Developers envisage that BoS prices will decline in the next two years on the back of export duties, and iron and steel supplies coming back online from China and other producers. Thereafter, on the back of the forecasted demand for commodities, BoS prices are expected to increase or decrease. In order to manage the prices of iron and steel, the Government of India had imposed an export duty of 15 per cent on steel and 50 per cent on iron ore in the last week of May 2022, resulting in NMDC iron ore prices falling by 20-25 per cent in a span of just 10 days. Considering the long-term inflation target of the Reserve Bank of India, inflation at 4 per cent per annum has been considered. The analysis indicates that though there remains potential for price reduction through BoS, it may not be significant.
The way forward
Solar energy brings environmental, social and economic benefits while displacing imported fuels, contributing to greater national energy security.
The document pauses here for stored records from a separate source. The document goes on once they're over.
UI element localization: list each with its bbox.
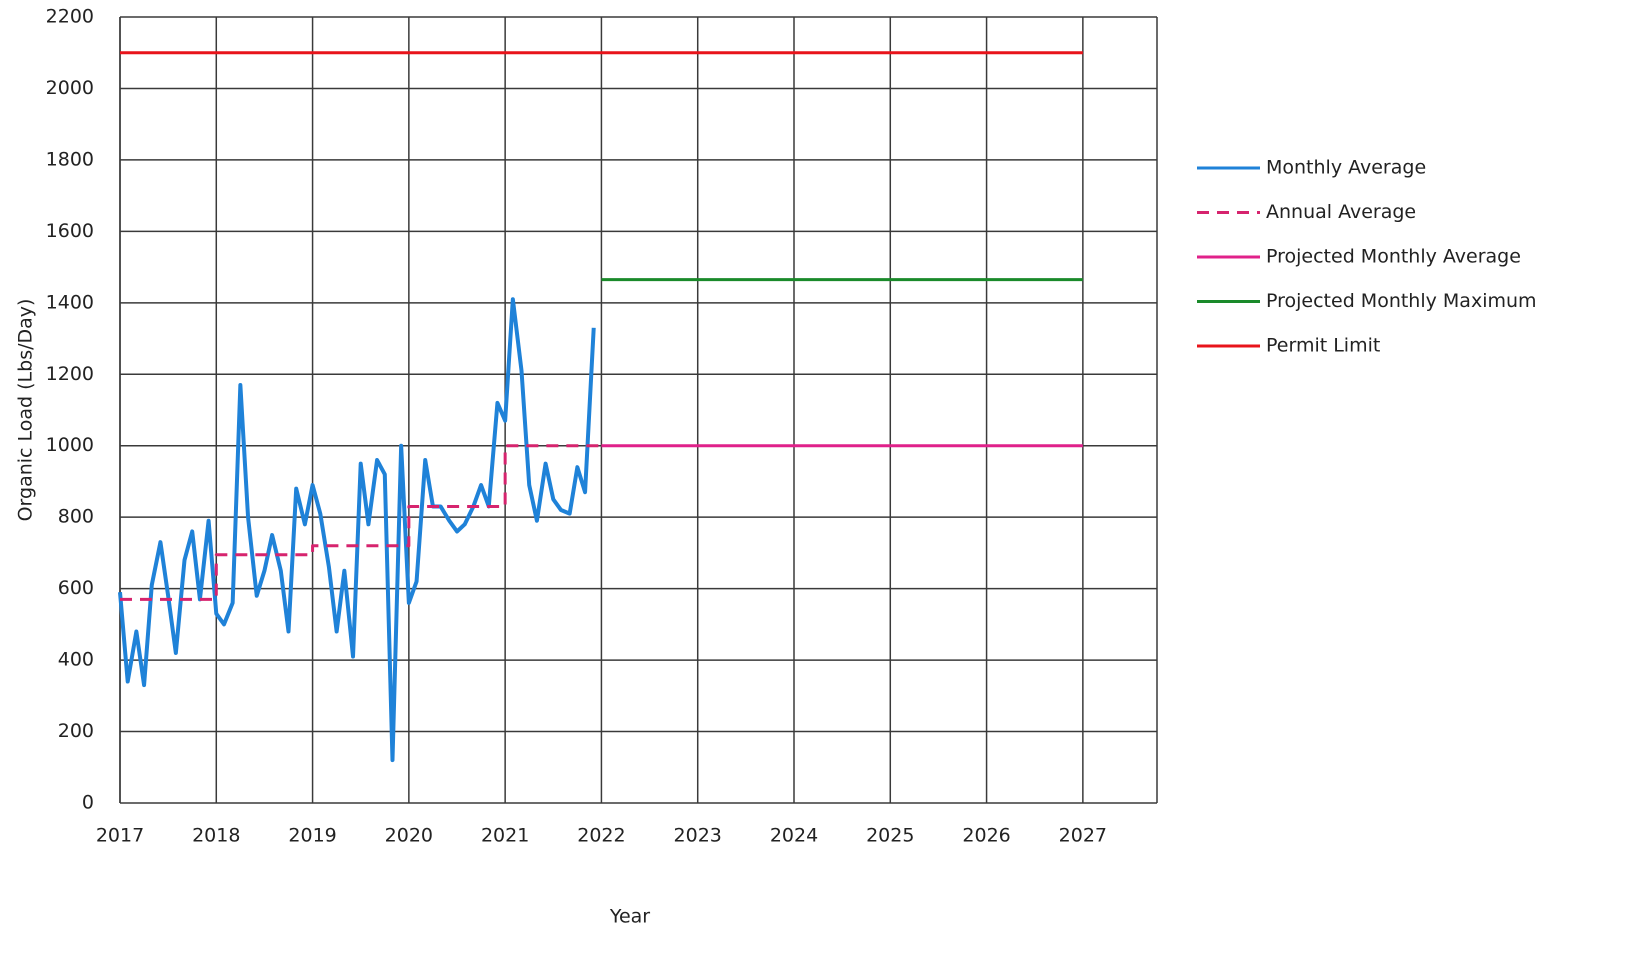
legend-label: Annual Average [1266, 201, 1416, 223]
x-tick-label: 2022 [577, 825, 625, 847]
x-tick-label: 2024 [770, 825, 818, 847]
y-tick-label: 200 [58, 720, 94, 742]
legend-label: Permit Limit [1266, 335, 1380, 357]
x-tick-label: 2026 [962, 825, 1010, 847]
y-tick-label: 1200 [46, 363, 94, 385]
y-tick-label: 1000 [46, 434, 94, 456]
y-tick-label: 1800 [46, 148, 94, 170]
x-tick-label: 2021 [481, 825, 529, 847]
x-tick-label: 2019 [288, 825, 336, 847]
legend-label: Monthly Average [1266, 157, 1426, 179]
x-axis-label: Year [609, 906, 650, 928]
series-line [118, 297, 596, 763]
y-tick-label: 1400 [46, 291, 94, 313]
y-tick-label: 0 [82, 792, 94, 814]
y-tick-label: 2200 [46, 6, 94, 28]
x-tick-label: 2020 [385, 825, 433, 847]
y-tick-label: 800 [58, 506, 94, 528]
x-tick-label: 2023 [674, 825, 722, 847]
x-tick-label: 2025 [866, 825, 914, 847]
series-line [120, 444, 602, 601]
y-tick-label: 600 [58, 577, 94, 599]
y-tick-label: 1600 [46, 220, 94, 242]
y-tick-label: 400 [58, 649, 94, 671]
x-tick-label: 2017 [96, 825, 144, 847]
y-tick-label: 2000 [46, 77, 94, 99]
legend-label: Projected Monthly Average [1266, 246, 1521, 268]
y-axis-label: Organic Load (Lbs/Day) [15, 299, 37, 522]
legend-label: Projected Monthly Maximum [1266, 290, 1537, 312]
x-tick-label: 2027 [1059, 825, 1107, 847]
x-tick-label: 2018 [192, 825, 240, 847]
Solar energy has the potential to become a key contributor to manufacturing GDP, with the prospect for wide-scale employment generation. The industry mindset is primarily driven by price economics whereby switching from conventional means to an alternative source of energy will result in large financial savings. It is thus imperative that solar prices continue falling sustainably, to enable a revolution not only in the energy sector but also in sectors such as cement, fertilisers and steel, where solar will be needed for green hydrogen production. With wind energy prices remaining stable, the onus of affordable round-the-clock green power also rests on the shoulders of solar energy and battery storage.
To enable this, policymakers need to bring in more clarity regarding demand creation measures and associated incentives for manufacturing and deployment. Apart from strengthened consensus and coordination between the centre and states, there is also a need to promote not only solar manufacturing, but also manufacturing of the ancillary goods, equipment and machinery used in solar manufacturing itself.
Policymakers should consider long-term MoUs and strategic tie-ups for critical raw materials, undertake capacity building initiatives for diverse stakeholders, support pilot projects and R&D in advanced materials and machinery, collaborate with start-ups and technological institutes to promote domestic technology, and work towards creating a more investor-friendly environment.